Nous avons un objectif de 80 startups à accélérer en 2 ans. Elles arrivent au rythme de 10 tous les 3 mois et nous en avons déjà accompagné 23. Il a été créé avec l’incubateur HEC Paris. Ces startups se positionnent sur toute la chaîne de valeur du champ à l’assiette : des solutions alternatives aux pesticides, à la foodtech, en passant par des solutions d’organisation du travail. Les startups répondent toutes à un enjeu de transition.  Il s’agit d’entreprises ayant déjà trois ans d’existence et une dizaine de salariés. Nous voulons offrir à ces fondatrices et fondateurs un accompagnement sur mesure qui leur permettra de passer à l’étape d’après. Nous devons les aider à avoir une dimension européenne ou internationale notamment par la mise en réseau avec d’autres accélérateurs européens.
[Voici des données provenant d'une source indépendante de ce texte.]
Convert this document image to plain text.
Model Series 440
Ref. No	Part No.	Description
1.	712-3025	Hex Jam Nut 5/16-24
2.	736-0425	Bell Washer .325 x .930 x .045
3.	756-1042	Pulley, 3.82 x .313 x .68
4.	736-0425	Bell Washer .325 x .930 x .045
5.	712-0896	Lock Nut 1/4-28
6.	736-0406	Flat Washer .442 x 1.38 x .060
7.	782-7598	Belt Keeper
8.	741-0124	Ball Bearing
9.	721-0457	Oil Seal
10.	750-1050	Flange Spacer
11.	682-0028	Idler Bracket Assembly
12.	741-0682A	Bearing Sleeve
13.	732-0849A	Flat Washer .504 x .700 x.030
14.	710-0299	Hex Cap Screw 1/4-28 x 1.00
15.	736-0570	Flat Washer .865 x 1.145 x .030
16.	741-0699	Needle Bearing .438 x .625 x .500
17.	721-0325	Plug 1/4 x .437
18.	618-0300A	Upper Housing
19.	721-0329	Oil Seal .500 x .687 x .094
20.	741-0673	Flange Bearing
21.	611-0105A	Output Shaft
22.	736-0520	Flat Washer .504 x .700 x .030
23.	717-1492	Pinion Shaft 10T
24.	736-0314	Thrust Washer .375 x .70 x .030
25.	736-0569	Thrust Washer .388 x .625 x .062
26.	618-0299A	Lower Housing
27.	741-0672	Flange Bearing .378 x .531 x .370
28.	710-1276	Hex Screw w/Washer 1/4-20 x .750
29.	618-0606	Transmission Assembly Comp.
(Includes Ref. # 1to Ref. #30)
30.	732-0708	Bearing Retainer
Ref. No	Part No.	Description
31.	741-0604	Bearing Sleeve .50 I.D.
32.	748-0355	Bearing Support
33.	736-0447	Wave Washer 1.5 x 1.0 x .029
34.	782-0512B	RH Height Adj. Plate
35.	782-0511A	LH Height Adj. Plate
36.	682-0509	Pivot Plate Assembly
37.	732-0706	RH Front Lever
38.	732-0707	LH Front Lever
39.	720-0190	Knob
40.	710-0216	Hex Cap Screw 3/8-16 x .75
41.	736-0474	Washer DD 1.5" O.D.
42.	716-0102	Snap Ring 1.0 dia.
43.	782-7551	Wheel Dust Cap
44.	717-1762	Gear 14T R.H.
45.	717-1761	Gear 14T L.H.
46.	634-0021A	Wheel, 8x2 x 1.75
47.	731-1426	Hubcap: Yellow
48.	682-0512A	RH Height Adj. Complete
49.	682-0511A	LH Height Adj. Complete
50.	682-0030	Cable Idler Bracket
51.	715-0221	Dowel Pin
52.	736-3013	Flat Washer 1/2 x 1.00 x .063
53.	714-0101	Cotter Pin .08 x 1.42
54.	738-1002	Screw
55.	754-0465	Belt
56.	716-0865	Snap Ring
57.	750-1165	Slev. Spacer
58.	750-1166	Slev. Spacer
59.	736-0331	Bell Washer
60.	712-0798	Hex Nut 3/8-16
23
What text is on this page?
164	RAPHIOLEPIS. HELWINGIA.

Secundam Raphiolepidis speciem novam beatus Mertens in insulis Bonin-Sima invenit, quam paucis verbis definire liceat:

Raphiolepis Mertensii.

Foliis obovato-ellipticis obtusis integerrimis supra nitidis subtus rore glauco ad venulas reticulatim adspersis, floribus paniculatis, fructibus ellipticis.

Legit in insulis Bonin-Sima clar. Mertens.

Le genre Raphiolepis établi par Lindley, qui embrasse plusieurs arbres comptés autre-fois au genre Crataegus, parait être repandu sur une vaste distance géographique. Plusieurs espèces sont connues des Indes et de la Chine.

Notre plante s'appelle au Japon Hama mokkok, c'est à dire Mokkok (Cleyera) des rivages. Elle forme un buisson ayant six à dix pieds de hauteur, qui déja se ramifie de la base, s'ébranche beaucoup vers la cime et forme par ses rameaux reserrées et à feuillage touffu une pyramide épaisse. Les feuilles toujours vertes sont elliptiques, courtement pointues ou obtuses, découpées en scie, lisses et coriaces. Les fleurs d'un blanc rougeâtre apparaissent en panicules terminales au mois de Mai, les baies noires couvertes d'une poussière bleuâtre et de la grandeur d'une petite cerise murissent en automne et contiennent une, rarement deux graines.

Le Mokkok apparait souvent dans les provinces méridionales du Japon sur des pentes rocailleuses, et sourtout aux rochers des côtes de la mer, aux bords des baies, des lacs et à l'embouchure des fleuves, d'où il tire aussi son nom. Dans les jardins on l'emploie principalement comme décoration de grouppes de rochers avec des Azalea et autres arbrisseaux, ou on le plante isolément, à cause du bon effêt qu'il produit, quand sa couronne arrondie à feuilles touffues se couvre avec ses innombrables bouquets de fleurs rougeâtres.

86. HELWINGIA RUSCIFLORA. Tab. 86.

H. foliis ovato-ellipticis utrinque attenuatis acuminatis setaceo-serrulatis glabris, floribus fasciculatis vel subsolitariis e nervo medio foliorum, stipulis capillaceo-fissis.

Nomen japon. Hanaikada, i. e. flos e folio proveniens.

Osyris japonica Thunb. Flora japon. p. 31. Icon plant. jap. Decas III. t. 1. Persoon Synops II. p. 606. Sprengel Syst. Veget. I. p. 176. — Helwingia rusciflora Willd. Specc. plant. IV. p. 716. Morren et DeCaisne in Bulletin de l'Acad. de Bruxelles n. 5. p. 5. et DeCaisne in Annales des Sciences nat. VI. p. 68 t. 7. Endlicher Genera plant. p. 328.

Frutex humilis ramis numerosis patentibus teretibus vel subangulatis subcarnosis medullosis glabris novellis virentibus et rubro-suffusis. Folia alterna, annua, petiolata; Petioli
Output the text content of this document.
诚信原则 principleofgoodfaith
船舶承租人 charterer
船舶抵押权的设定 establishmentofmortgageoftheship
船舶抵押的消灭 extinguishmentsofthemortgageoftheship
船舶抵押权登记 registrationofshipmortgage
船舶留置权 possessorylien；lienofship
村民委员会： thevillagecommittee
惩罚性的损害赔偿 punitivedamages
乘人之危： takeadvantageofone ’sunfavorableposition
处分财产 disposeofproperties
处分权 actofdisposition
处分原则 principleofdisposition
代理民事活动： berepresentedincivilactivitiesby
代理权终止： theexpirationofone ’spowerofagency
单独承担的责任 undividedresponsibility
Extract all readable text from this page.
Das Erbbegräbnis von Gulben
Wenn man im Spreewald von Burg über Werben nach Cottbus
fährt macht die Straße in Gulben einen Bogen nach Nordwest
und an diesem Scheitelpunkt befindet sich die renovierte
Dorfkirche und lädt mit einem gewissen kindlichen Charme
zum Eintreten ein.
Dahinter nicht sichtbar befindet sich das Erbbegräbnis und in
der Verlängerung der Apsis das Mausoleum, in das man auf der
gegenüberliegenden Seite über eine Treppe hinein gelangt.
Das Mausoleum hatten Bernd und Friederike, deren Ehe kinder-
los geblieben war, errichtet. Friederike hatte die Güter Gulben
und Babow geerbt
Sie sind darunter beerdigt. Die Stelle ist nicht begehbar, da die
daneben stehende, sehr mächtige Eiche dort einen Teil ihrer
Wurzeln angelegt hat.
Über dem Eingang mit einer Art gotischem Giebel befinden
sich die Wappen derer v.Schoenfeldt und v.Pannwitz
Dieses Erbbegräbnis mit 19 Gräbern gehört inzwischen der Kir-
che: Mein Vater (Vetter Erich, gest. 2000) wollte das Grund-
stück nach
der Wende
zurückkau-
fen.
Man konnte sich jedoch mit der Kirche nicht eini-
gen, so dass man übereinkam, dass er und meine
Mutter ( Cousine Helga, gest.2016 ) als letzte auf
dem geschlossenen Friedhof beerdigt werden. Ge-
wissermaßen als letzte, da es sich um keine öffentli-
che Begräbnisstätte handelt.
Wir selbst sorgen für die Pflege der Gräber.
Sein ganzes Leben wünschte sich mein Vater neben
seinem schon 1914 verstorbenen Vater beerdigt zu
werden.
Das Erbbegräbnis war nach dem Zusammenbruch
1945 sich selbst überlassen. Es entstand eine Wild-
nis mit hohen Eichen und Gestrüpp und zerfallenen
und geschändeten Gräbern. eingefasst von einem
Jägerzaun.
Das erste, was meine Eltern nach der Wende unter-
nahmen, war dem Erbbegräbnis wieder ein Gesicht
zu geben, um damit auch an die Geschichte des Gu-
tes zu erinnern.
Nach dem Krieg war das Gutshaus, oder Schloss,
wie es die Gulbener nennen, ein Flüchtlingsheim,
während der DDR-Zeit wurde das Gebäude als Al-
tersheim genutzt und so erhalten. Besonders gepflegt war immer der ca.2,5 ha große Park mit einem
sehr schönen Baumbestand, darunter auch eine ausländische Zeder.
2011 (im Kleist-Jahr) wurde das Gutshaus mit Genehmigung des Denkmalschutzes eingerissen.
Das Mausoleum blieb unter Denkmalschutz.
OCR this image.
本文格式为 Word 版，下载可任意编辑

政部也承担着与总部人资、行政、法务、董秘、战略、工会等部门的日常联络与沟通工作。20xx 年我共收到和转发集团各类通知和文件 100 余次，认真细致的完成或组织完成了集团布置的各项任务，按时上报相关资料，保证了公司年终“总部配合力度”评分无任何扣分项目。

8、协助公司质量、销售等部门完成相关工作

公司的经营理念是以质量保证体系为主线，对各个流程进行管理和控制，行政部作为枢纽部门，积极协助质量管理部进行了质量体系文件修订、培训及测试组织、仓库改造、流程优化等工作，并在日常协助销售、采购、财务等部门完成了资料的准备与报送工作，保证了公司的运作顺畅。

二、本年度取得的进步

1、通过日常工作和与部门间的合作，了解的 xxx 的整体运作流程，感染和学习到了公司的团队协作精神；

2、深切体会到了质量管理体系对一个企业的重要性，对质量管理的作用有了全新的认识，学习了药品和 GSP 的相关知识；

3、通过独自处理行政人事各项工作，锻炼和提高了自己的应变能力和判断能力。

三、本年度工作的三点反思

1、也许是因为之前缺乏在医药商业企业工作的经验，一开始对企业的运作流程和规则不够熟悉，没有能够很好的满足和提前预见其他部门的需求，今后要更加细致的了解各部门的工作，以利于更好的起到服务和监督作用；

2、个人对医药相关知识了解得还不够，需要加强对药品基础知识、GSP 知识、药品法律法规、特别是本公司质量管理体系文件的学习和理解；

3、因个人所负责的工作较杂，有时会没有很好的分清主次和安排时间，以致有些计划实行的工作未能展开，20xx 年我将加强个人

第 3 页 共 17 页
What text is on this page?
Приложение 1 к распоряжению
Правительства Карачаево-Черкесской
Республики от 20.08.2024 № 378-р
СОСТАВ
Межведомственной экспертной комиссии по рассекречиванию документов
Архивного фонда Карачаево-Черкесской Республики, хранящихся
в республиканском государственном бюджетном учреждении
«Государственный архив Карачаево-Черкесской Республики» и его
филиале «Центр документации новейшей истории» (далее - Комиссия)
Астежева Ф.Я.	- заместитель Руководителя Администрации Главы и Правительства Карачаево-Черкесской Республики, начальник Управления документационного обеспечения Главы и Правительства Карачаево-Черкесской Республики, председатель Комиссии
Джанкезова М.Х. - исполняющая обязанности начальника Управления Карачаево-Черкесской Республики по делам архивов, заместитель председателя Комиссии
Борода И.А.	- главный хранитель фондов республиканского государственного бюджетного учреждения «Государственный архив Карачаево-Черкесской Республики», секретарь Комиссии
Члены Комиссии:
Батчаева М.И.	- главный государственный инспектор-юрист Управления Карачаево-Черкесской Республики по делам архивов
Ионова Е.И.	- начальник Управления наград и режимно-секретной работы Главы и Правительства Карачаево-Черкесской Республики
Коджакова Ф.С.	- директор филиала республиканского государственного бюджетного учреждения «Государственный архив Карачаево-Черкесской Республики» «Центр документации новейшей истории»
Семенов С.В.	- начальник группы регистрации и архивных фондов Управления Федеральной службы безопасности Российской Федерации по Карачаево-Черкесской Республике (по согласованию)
Nous avons aussi un rôle majeur à jouer auprès des fonds d’investissement. L’Agritech doit attirer des financeurs. Nous manquons de fonds notamment sur les solutions de l’amont agricole, qui sont celles qui ont le plus d’impact face au dérèglement climatique. D’ici 2050, un agriculteur n’aura que 28 essais, un par an, en devant composer avec le climat. Il faut donc accepter un temps plus long de retour sur investissement car l’itération n’est pas la même dans ce secteur. Pour aller encore plus loin, depuis septembre, nous avons décidé de remonter la chaîne avec le lancement d’un AgriStartups Studio en liaison avec Technofounders.

L’objectif cette fois est de créer 15 startups AgTech, en 8 ans pour pallier notre retard en matière de technologies et d’innovation. Seuls 6% de la totalité des fonds levés par toutes les startups françaises depuis 2015 sont alloués au secteur agricole. Nous avons beaucoup à faire.